Library for Korean morpheme and word vector representation.
For training,
- Python 3
- Tensorflow
- numpy, scipy
- Konlpy (Twitter)
For test and visualization,
- gensim
- sklearn
- matplotlib
In order to learn morpheme vectors, do:
$ python3 train.py <input_corpus>
<input_corpus> format : one sentence = one line
$ python3 train.py -h
usage: train.py [-h] [--embedding_size EMBEDDING_SIZE]
[--window_size WINDOW_SIZE] [--min_count MIN_COUNT]
[--num_sampled NUM_SAMPLED] [--learning_rate LEARNING_RATE]
[--sampling_rate SAMPLING_RATE] [--epochs EPOCHS]
[--batch_size BATCH_SIZE]
input
positional arguments:
input input text file for training: one sentence per line
optional arguments:
-h, --help show this help message and exit
--embedding_size EMBEDDING_SIZE
embedding vector size (default=150)
--window_size WINDOW_SIZE
window size (default=5)
--min_count MIN_COUNT
minimal number of word occurences (default=5)
--num_sampled NUM_SAMPLED
number of negatives sampled (default=50)
--learning_rate LEARNING_RATE
learning rate (default=1.0)
--sampling_rate SAMPLING_RATE
rate for subsampling frequent words (default=0.0001)
--epochs EPOCHS number of epochs (default=3)
--batch_size BATCH_SIZE
batch size (default=150)
$ python3
>>>> from gensim.models.keyedvectors import KeyedVectors
>>>> pos_vectors = KeyedVectors.load_word2vec_format('pos.vec', binary=False)
>>>> pos_vectors.most_similar("('대통령','Noun')")
A word vector is defined by sum of its morphemes' vectors.
$ python3
>>>> from konlpy.tag import Twitter
>>>> import numpy as np
>>>> twitter = Twitter()
>>>> word = "대통령이"
>>>> pos_list = twitter.pos(word, norm=True)
>>>> word_vector = np.sum([pos_vectors.word_vec(str(pos).replace(" ", "")) for pos in pos_list], axis=0)
- Word Similarity Test : Translated WordSim 353 Dataset into Korean.

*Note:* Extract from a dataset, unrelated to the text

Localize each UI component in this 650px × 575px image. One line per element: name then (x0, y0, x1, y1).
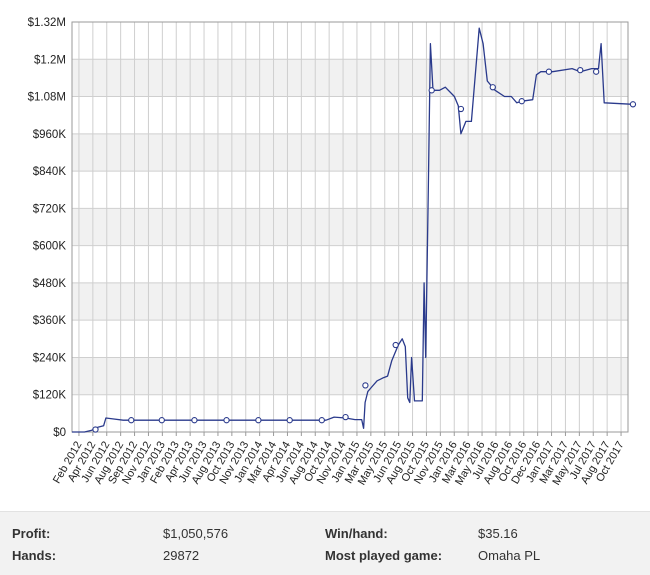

Translation ambiguous words were excluded.
- WordSim 353 Dataset : http://www.cs.technion.ac.il/~gabr/resources/data/wordsim353/wordsim353.html
- Word Analogy Test : Created Semantic Pair 420 questions + Syntactic Pair 840 questions.
Word similarity test using kor_ws353.csv.
$ python3 test/similarity_test.py pos.vec
Word analogy test using kor_analogy_semantic.txt.
$ python3 test/analogy_test.py pos.vec
Visualize the learned embeddings on two dimensional space using PCA.
$ python3 test/visualization.py pos.vec --words 밥 밥을 물 물을
Morpheme vectors are trained on Naver news corpus (218M tokens) using our model. You can download pre-trained morpheme vectors here : http://mmlab.snu.ac.kr/~djlee/pos.vec
$ python3
>>>> from gensim.models.keyedvectors import KeyedVectors
>>>> pos_vectors = KeyedVectors.load_word2vec_format('pos.vec', binary=False)
>>>> pos_vectors.most_similar("('대통령','Noun')")
>>>> pos_vectors.most_similar(positive=["('도쿄','Noun')", "('프랑스','Noun')"], negative=["('일본','Noun')"])